The buildings Dradin passed were made of a stern, impervious gray stone and separated by fountains and courtyards. Weeds and ivy smothered the sides of these stodgy, baroque halls, their windows broken as if the press of vines inward had smashed the glass. Morning glories, four-o’clocks, and yet more ivy-choked moldering stone street markers, trailed from rusted balconies, sprouted from pavement cracks, and stitched themselves into fences or gates scoured with old fire burns. Whom such buildings had housed, or what business had been conducted within, Dradin could only guess. They had, in their height and solidity, an atmosphere of states-craft about them, bureaucratic in their flourishes and busts, gargoyles and stout columns. But a bureaucracy lost to time: sword-wielding statues on horseback overgrown with lichen, the features of faces eaten away by rot deep in the stone; a fountain split down the center by the muscular roots of an oak. There was such a staggering sense of lawlessness in the silence amid the creepers.

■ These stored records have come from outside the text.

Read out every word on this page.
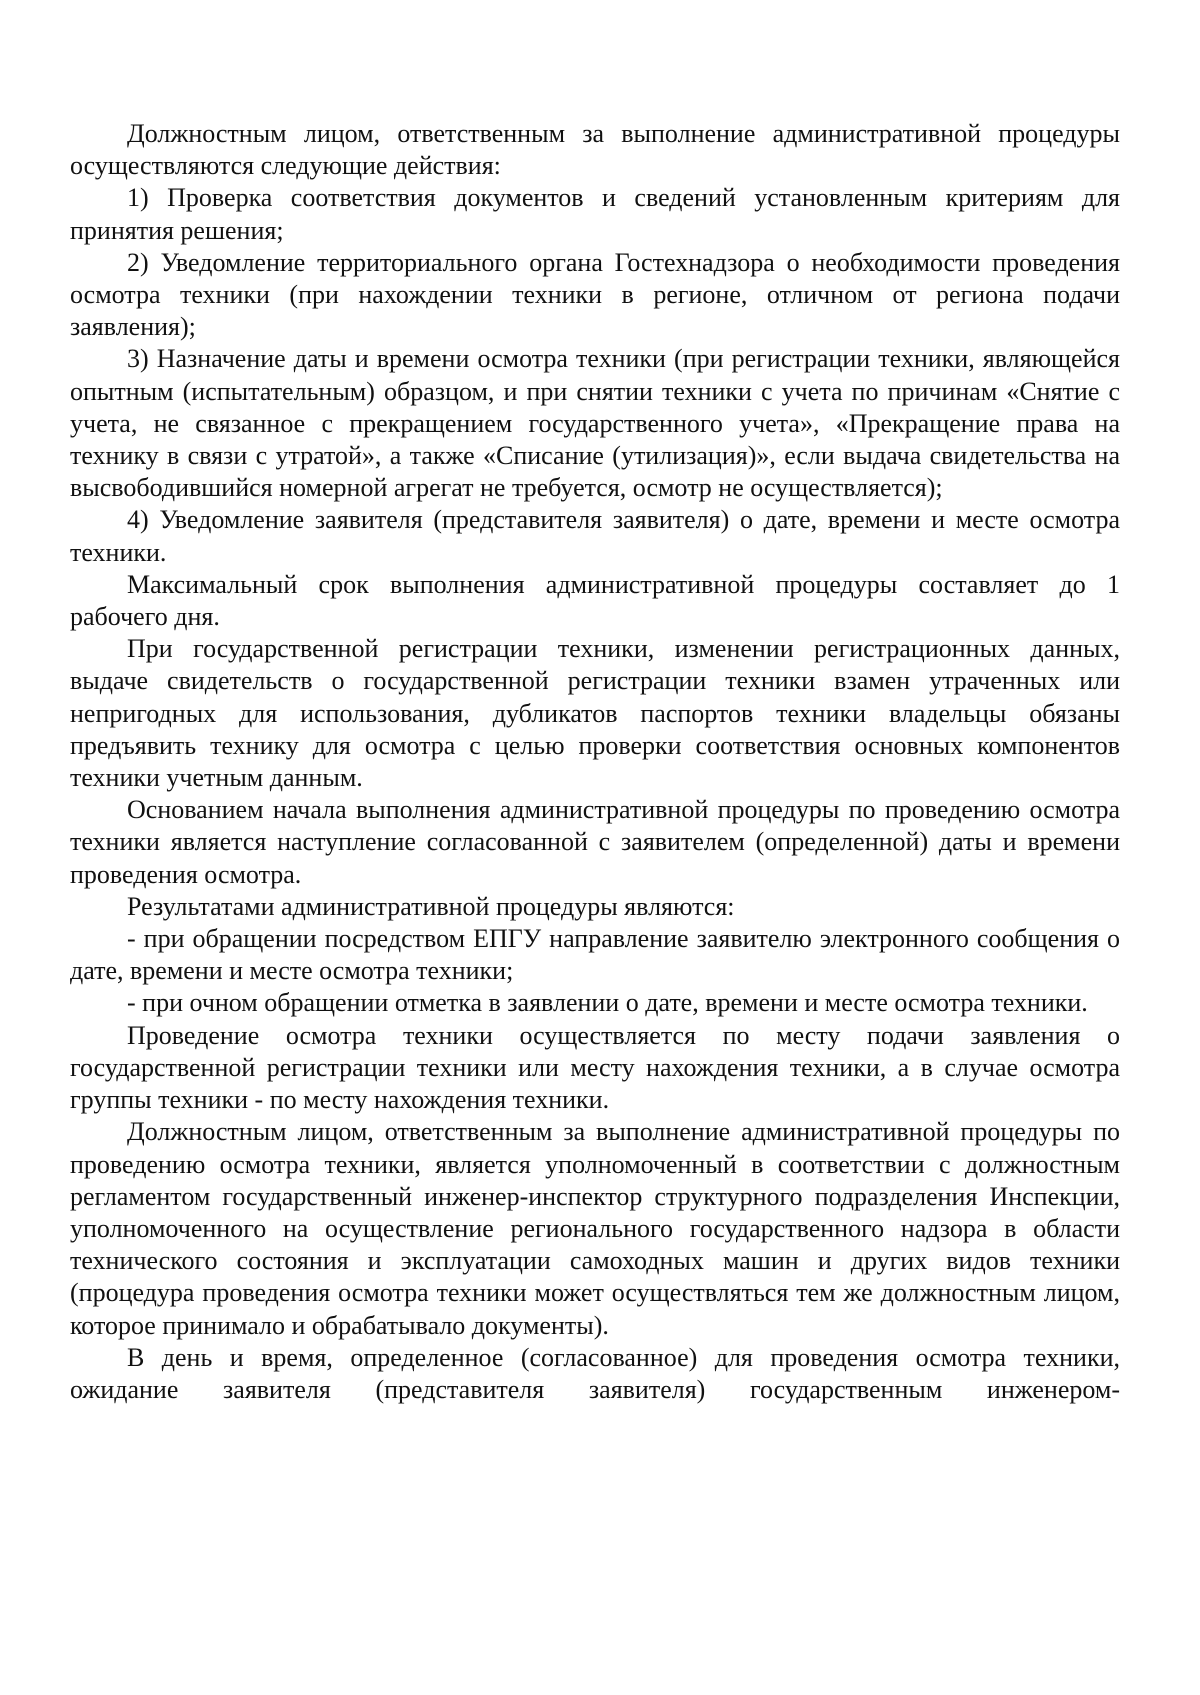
Должностным лицом, ответственным за выполнение административной процедуры осуществляются следующие действия:

1) Проверка соответствия документов и сведений установленным критериям для принятия решения;

2) Уведомление территориального органа Гостехнадзора о необходимости проведения осмотра техники (при нахождении техники в регионе, отличном от региона подачи заявления);

3) Назначение даты и времени осмотра техники (при регистрации техники, являющейся опытным (испытательным) образцом, и при снятии техники с учета по причинам «Снятие с учета, не связанное с прекращением государственного учета», «Прекращение права на технику в связи с утратой», а также «Списание (утилизация)», если выдача свидетельства на высвободившийся номерной агрегат не требуется, осмотр не осуществляется);

4) Уведомление заявителя (представителя заявителя) о дате, времени и месте осмотра техники.

Максимальный срок выполнения административной процедуры составляет до 1 рабочего дня.

При государственной регистрации техники, изменении регистрационных данных, выдаче свидетельств о государственной регистрации техники взамен утраченных или непригодных для использования, дубликатов паспортов техники владельцы обязаны предъявить технику для осмотра с целью проверки соответствия основных компонентов техники учетным данным.

Основанием начала выполнения административной процедуры по проведению осмотра техники является наступление согласованной с заявителем (определенной) даты и времени проведения осмотра.

Результатами административной процедуры являются:

- при обращении посредством ЕПГУ направление заявителю электронного сообщения о дате, времени и месте осмотра техники;

- при очном обращении отметка в заявлении о дате, времени и месте осмотра техники.

Проведение осмотра техники осуществляется по месту подачи заявления о государственной регистрации техники или месту нахождения техники, а в случае осмотра группы техники - по месту нахождения техники.

Должностным лицом, ответственным за выполнение административной процедуры по проведению осмотра техники, является уполномоченный в соответствии с должностным регламентом государственный инженер-инспектор структурного подразделения Инспекции, уполномоченного на осуществление регионального государственного надзора в области технического состояния и эксплуатации самоходных машин и других видов техники (процедура проведения осмотра техники может осуществляться тем же должностным лицом, которое принимало и обрабатывало документы).

В день и время, определенное (согласованное) для проведения осмотра техники, ожидание заявителя (представителя заявителя) государственным инженером-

Certainly the jungle had never concealed such a cornucopia of assorted fungi, for between patches of stone burned black Dradin now espied rich clusters of mushrooms in as many colors as there were beggars on Albumuth Boulevard: emerald, magenta, ruby, sapphire, plain brown, royal purple, corpse white. They ranged in size from a thimble to an obese eunuch’s belly.

Such a playful and random dotting delighted Dradin so much that he began to follow the spray of mushrooms.

Their trail led him to a narrow avenue blocked in by ten-foot-high gray stone walls, and he was soon struck by the notion that he traveled down the throat of a serpent. The mushrooms proliferated, until they not only grew in the cobblestone cracks, but also from the walls, speckling the gray with their bright hoods and stems.

The sun dimmed between clouds. A wind came up, brisk on Dradin’s face. Trees loured ever closer, darkening the sky. The street continued to narrow until it was wide enough for two men, then one man, and finally so narrow—narrow as any narthex Dradin had ever encountered—that he moved sideways crab-like, and still tore a button.